Experience map illustrating how users monitor, assess, investigate and resolve unexpected change.

Key Research Insight

Change is unexpected if not correlated to a change window, a code deploy or a ticket.

The participants described how they manually determined if a change was unexpected. This gave us the rubric we needed to automatically categorize the changes as ‘expected’ or ‘unexpected’ and give our users the confidence in Puppet’s assessment. 

The team working on the new feature, including engineers and tech writers, referenced the experience map often to make decisions about implementation.

One phase in the experience map showing the goal, tools, steps and user pain points.

USABILITY TESTING

My UX design partner created wireframes to surface the new status in the Puppet Enterprise dashboard. Using a clickable prototype of the new design, I conducted usability test sessions with 5 Puppet Enterprise users, including one participant from the discovery research. All sessions were remote.

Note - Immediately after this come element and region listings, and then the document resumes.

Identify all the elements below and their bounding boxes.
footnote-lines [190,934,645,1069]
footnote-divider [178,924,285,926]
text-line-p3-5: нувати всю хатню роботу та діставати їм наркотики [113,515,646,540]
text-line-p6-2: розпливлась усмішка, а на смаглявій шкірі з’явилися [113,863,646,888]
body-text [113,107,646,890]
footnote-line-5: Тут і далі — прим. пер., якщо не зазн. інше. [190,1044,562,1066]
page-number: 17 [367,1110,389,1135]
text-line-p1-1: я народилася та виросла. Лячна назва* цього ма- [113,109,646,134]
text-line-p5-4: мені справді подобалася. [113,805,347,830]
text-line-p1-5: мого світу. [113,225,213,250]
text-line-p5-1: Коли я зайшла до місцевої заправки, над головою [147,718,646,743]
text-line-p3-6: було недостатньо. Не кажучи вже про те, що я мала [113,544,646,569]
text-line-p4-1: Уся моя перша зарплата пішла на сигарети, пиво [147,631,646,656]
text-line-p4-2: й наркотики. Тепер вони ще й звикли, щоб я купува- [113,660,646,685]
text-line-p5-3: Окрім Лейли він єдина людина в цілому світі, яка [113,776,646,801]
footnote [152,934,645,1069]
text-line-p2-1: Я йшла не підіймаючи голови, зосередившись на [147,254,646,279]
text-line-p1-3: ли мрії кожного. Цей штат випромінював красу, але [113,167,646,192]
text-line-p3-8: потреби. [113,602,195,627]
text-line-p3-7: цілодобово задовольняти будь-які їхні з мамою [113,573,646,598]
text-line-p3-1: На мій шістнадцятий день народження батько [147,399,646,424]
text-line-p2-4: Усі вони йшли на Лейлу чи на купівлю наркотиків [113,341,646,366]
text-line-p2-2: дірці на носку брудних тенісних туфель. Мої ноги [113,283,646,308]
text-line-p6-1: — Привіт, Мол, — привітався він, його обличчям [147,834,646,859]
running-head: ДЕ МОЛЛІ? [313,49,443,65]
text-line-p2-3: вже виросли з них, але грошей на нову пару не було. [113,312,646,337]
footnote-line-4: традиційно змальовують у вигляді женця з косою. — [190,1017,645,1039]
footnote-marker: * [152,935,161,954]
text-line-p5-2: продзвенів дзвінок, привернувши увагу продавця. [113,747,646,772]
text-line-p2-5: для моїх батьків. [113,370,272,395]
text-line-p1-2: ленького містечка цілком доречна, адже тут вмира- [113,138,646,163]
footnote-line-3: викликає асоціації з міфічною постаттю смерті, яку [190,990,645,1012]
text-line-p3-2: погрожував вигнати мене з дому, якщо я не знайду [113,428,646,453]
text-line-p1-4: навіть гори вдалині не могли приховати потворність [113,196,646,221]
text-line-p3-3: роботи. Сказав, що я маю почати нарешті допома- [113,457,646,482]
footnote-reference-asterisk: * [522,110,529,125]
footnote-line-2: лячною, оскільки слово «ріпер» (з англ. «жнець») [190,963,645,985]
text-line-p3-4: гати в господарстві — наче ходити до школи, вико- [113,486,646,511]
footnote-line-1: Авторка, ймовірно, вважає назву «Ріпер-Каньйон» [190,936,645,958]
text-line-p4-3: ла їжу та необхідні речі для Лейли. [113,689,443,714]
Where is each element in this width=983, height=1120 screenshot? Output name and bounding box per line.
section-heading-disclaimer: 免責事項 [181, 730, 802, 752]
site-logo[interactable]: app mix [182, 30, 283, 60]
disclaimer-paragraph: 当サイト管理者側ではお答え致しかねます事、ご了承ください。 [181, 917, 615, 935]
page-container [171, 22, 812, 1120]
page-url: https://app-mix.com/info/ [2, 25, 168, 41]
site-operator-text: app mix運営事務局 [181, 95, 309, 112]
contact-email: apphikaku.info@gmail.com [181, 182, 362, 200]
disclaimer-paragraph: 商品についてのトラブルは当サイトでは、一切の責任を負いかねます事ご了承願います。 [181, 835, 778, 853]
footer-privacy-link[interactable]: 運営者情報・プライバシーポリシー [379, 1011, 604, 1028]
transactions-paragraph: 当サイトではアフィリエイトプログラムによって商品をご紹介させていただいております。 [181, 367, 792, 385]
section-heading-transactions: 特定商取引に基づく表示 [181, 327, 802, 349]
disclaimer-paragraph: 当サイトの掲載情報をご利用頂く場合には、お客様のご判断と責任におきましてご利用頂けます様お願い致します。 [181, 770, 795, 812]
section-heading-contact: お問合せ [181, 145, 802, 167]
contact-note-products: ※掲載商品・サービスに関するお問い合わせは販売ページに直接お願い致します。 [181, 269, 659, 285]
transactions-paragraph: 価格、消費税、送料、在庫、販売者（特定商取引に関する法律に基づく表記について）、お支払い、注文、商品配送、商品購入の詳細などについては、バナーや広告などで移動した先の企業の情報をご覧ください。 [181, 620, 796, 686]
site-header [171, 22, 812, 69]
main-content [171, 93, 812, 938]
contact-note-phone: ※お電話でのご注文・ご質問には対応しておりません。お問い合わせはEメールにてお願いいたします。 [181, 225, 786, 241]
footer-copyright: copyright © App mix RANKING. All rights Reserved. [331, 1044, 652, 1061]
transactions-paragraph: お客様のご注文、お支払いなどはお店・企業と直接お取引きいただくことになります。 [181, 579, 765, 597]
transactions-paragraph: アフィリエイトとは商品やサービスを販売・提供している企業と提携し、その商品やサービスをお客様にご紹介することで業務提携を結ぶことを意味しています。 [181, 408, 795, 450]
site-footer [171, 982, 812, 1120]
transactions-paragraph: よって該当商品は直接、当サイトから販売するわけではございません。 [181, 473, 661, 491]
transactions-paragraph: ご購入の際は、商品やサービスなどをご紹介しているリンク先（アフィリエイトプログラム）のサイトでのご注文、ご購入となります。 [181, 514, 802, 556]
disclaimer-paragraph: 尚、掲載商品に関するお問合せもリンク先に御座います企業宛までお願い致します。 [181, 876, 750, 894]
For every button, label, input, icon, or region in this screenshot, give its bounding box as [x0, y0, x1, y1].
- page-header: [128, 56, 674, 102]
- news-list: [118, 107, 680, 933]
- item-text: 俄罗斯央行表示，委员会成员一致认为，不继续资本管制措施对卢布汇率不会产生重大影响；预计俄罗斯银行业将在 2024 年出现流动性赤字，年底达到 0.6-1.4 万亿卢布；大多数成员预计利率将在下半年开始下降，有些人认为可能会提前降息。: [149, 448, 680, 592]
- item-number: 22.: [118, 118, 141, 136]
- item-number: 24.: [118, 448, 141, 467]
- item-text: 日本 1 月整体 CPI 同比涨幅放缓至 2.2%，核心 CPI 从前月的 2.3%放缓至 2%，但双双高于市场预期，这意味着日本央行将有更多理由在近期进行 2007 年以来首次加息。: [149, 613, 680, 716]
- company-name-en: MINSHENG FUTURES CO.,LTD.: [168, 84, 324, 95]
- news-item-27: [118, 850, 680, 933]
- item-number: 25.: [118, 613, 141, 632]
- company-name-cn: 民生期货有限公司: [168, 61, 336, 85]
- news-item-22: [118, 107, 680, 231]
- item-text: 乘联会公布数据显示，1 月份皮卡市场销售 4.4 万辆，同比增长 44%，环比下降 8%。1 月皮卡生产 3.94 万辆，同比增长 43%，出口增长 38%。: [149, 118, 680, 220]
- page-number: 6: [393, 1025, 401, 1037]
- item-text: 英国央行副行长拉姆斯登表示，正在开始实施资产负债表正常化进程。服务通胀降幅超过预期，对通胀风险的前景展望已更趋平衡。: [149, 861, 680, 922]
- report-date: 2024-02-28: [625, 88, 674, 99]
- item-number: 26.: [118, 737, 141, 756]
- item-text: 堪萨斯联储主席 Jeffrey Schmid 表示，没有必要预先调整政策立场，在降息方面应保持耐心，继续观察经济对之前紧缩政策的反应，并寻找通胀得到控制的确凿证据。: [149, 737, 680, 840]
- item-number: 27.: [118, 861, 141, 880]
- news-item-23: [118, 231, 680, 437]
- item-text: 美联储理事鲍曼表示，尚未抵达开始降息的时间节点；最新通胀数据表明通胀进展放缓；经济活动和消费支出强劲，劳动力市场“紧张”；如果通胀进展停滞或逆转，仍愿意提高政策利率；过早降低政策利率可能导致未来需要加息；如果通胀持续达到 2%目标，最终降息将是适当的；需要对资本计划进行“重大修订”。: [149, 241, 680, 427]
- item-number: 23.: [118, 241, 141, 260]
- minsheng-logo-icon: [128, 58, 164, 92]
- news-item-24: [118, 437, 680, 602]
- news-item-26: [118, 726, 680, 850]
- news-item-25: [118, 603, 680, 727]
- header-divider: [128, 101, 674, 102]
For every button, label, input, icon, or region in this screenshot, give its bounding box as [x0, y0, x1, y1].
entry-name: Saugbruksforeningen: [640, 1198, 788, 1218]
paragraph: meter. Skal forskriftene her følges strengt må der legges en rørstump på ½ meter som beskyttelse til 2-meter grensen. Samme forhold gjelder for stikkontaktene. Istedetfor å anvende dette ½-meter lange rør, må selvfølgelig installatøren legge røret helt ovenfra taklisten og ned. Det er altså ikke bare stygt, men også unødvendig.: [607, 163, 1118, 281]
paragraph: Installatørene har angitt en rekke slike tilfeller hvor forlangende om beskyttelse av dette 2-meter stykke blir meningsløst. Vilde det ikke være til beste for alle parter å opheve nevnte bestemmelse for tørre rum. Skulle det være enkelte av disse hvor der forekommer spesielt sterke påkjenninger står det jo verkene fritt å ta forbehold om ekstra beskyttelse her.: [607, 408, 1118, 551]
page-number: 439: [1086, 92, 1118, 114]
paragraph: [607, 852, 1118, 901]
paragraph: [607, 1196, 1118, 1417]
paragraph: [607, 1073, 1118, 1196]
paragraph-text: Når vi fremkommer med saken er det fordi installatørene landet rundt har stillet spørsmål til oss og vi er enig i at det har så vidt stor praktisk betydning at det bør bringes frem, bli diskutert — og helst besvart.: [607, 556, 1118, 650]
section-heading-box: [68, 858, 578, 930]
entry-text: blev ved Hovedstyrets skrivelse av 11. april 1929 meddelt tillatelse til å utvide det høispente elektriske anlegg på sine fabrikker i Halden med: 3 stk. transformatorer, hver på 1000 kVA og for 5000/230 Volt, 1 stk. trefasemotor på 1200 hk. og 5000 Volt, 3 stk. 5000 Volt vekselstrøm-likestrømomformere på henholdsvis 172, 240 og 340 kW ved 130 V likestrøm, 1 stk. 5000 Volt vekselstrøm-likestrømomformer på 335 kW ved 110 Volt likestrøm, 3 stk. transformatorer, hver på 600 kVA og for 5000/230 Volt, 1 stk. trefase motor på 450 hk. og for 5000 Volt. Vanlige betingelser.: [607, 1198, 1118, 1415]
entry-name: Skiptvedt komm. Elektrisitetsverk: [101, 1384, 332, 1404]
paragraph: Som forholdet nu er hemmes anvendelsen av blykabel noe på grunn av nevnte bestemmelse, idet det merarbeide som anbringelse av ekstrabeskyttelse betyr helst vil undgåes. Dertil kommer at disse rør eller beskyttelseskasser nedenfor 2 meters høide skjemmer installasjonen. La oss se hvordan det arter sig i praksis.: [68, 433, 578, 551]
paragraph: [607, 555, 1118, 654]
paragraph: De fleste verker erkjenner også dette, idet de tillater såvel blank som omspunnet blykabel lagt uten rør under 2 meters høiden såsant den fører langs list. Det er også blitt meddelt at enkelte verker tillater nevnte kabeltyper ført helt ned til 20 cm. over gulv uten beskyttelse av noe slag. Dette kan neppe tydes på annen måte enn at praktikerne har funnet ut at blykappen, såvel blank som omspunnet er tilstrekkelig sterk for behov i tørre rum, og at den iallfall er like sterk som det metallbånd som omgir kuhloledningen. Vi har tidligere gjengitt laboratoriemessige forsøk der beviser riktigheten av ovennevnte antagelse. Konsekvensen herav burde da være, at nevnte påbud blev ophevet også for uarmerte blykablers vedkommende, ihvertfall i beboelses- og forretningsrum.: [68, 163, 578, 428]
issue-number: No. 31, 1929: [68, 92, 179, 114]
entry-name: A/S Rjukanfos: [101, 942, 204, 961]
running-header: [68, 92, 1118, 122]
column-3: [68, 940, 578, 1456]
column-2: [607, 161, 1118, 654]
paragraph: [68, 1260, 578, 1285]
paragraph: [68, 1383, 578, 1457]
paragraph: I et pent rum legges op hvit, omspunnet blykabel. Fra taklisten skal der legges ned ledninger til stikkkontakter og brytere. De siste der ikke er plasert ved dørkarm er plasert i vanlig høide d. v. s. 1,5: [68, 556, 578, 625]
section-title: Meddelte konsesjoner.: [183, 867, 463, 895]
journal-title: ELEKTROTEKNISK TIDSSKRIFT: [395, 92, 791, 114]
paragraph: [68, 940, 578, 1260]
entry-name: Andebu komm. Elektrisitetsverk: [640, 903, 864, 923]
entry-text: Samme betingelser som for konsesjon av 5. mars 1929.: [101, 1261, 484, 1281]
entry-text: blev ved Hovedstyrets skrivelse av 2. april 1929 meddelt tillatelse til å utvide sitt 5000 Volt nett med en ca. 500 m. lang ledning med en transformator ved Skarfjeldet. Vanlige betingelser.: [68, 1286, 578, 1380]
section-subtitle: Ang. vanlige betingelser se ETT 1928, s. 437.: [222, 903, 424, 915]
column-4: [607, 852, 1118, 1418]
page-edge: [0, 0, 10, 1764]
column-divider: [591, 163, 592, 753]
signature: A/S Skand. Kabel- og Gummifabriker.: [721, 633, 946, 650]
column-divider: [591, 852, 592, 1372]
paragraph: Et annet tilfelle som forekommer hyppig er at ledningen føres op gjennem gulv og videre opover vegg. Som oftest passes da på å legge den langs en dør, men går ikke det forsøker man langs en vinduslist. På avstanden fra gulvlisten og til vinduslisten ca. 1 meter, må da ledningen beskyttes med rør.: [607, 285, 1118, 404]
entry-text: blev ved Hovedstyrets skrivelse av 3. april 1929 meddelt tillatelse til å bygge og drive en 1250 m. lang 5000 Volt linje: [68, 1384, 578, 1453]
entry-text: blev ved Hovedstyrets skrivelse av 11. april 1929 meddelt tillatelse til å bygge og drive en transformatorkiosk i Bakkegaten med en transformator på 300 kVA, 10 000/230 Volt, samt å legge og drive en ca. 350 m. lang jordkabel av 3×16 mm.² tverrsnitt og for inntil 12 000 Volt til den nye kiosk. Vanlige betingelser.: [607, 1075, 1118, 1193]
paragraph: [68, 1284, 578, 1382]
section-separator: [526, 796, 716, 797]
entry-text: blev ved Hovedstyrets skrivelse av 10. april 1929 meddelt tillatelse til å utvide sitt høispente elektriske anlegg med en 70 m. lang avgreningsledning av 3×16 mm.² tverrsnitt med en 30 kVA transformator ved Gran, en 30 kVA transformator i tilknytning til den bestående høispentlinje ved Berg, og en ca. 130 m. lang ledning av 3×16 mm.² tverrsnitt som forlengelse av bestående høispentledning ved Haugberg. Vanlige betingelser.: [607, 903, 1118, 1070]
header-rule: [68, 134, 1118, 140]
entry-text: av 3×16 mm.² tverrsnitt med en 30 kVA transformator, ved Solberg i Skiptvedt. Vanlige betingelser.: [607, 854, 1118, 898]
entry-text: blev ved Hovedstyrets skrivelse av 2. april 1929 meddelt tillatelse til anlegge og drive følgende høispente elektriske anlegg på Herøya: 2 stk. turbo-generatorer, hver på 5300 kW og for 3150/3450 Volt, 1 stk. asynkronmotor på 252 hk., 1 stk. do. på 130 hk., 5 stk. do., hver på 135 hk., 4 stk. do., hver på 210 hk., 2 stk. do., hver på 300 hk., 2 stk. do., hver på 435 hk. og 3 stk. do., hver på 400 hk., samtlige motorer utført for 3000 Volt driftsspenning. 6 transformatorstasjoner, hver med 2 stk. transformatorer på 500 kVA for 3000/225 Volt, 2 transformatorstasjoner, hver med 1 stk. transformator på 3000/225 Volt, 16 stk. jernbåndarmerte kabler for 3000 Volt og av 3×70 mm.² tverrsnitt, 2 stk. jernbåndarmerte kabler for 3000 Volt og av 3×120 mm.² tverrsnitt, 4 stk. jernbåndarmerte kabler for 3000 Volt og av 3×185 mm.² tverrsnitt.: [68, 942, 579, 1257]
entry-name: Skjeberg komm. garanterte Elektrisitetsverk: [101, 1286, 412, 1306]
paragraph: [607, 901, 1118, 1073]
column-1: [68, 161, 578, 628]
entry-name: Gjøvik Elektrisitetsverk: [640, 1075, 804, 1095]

SCENARIO Let’s say that you check the Puppet Enterprise console every morning to check the Puppet activity, look for failures, and generally make sure everything is working as expected. You haven’t deployed any new Puppet code in the past week because most of your team has been on vacation. 

TASK 1 Log in to the Puppet Enterprise console, check on the status of things. How would you describe the state of the infrastructure to your colleague?

TASK 2 Investigate the “corrective change” any way that makes sense to you.

Original statuses show “successful changes” (left) vs. Proposed status changes that split that status type into “corrective changes” and “intentional changes” (right)

RESEARCH SUMMARY

We were thrilled to hear each participant correctly describe the meaning of the new statuses as well as reasons why they are glad to have this differentiation. 

USER QUOTE “The corrective changes? That means that something else is changing something on our machines and Puppet’s probably correcting it or needing to reboot services or these are runs that are not in the desired state of a puppet catalog so it’s making some kind of corrective change.“

We also made some iterations to the design between each session to address minor usability issues as they came up. By the time we met with the last participant, we had resolved most usability issues, and were able to ship a version very similar to the final prototype.

Final version of the change reporting updates in the Puppet Enterprise console. 

OUTCOMES

This feature was one of 3 major product announcements at our annual user conference: PuppetConf. I worked with the UX designer to create a poster that showed part of the design process, but also the value of this new feature. The ‘before’ section repurposed the content of the experience map to show the experience of investigating change manually. The ‘after’ section is an illustration by the UX designer showing the new feature as a part of the ideal experience as designed.

Attendees viewed this poster during the opening reception and during breaks between talks. The poster prompted conversations among attendees and several added comments and ‘+1’s’ via sticky notes.

Poster illustrating the improved process of investigating change. Printed at approximately 8’ x 4’ for display at PuppetConf.
PuppetConf attendees interacting with poster and usability testing station.

In summary, we shipped a major change to Puppet Enterprise reporting that headlined PuppetConf, attracted new users, and provided significant value to all our users with auditing and security reporting requirements.